Mortgage Refinance
Calculate how much you could save by refinancing your mortgage to a lower interest rate. Factor in closing costs to see your true break-even point.
Current Mortgage
New Loan Terms
Break-Even Analysis
Break-Even Point
13 months
Current Interest
$330,000
New Total Interest
$313,212
Beyond the Numbers
Understanding the structural impact of refinancing on your long-term wealth.
01The Logic of the Break-Even Point
Refinancing is fundamentally an investment. You are paying an upfront cost (the closing fees) to secure a lower recurring cost (the monthly payment). The most critical metric provided by this calculator is the break-even point.
If your break-even point is 36 months, but you plan to sell the property or move within 2 years, you will actually lose money by refinancing, regardless of how much lower the new interest rate appears to be.
02Hidden Impacts of Term Resets
A common pitfall is refinancing from a 30-year loan into a fresh 30-year loan after you have already paid into your current mortgage for several years. While your monthly payment will drop significantly, you might end up paying more in total interest over the life of the loan.

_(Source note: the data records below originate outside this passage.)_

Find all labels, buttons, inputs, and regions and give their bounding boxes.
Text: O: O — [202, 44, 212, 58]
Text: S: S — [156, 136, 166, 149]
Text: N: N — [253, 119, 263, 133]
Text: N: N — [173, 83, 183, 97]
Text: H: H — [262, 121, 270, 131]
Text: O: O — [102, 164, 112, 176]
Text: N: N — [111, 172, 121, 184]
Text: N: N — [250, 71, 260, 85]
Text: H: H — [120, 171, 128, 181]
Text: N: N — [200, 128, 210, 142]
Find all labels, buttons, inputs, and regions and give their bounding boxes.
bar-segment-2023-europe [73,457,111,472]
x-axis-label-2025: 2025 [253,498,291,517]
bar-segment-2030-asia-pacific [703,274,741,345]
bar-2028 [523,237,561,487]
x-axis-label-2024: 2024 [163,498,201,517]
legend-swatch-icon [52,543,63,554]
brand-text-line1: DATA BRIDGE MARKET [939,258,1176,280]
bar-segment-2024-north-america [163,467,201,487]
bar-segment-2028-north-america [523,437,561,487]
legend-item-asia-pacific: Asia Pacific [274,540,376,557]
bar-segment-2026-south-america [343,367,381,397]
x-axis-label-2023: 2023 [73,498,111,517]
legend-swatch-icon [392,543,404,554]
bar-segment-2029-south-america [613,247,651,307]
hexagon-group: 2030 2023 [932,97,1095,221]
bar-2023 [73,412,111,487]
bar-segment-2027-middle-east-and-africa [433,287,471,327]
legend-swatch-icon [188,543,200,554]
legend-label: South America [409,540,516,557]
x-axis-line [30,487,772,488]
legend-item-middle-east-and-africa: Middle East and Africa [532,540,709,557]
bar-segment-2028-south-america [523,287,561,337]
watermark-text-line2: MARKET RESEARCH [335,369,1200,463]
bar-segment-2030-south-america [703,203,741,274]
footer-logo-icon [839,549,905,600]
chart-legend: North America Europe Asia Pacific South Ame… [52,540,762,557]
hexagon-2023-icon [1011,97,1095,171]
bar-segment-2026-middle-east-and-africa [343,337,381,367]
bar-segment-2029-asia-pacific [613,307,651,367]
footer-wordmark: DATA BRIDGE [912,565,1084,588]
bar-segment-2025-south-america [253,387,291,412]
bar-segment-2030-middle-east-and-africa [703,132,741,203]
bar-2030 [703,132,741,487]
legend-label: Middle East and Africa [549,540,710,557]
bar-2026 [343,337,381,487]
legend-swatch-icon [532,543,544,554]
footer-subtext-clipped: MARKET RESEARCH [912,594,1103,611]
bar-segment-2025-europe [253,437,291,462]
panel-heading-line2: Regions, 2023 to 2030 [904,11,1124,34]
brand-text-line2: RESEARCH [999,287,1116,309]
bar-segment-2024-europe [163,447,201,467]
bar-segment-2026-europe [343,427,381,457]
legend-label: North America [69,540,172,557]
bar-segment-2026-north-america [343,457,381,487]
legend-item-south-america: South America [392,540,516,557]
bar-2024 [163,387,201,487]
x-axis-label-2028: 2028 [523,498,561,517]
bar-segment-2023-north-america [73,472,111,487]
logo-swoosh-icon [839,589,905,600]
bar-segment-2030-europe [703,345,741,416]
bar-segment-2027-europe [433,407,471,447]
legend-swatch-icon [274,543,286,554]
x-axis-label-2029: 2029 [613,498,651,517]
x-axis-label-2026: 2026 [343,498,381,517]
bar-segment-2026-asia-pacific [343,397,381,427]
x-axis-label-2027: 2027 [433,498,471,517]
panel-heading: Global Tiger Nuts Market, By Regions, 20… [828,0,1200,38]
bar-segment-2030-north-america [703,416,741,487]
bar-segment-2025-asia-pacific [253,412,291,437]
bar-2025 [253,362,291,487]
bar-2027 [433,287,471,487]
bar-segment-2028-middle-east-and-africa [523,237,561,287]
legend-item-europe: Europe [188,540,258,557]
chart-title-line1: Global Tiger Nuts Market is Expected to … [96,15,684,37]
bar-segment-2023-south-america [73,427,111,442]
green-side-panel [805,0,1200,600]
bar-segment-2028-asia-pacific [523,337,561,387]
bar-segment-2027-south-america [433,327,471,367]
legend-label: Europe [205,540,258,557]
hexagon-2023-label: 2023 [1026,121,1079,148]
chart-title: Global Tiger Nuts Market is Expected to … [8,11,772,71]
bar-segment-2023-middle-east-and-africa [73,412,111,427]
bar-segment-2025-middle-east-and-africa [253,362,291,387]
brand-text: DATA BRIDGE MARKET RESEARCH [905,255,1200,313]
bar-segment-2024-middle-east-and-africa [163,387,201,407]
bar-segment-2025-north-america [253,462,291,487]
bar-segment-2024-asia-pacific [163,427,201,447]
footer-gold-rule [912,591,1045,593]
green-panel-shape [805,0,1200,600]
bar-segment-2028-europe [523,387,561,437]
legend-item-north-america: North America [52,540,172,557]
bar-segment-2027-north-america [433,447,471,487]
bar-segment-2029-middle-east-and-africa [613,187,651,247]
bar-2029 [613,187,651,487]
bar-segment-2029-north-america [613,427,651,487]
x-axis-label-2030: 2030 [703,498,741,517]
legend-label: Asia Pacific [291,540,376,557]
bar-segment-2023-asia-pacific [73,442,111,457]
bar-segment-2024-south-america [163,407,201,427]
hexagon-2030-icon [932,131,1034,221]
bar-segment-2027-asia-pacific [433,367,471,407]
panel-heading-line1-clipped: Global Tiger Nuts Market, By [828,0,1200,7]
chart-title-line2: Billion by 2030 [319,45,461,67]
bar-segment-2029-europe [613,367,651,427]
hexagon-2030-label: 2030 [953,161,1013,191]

Consider refinancing into a 15-year or 20-year term to maintain your amortization progress while still capturing lower market rates. Our "Lifetime Savings" metric helps you see this trade-off clearly.
03Closing Costs and Out-of-Pocket Reality
Many lenders offer "no-closing-cost" refinances. In reality, these costs are usually rolled into the loan balance or traded for a slightly higher interest rate. Always verify the actual principal balance of the new loan compared to your current one to ensure you aren't eroding your home equity unnecessarily.
Frequently Asked Questions
When does refinancing a mortgage make sense?
Refinancing typically makes sense when you can lower your interest rate by at least 0.5-1%, plan to stay in the home past the break-even point (closing costs ÷ monthly savings), and have good enough credit to qualify for a better rate.
How much do closing costs typically cost when refinancing?
Closing costs for a refinance typically run 2-5% of the loan amount, or roughly $3,000-$7,000 on a $200,000 loan. This includes appraisal, origination fees, title insurance, and government recording fees.
What is the break-even point for a mortgage refinance?
The break-even point is how many months it takes for your monthly savings to cover the closing costs. Divide your total closing costs by your monthly savings. For example, $5,000 in closing costs ÷ $200/month savings = 25 months to break even.
Does refinancing reset my 30-year mortgage?
If you refinance into a new 30-year loan, yes — the clock resets. However, you can refinance into a shorter term (15 or 20 years) to avoid this. Use this calculator to compare total interest paid under each scenario.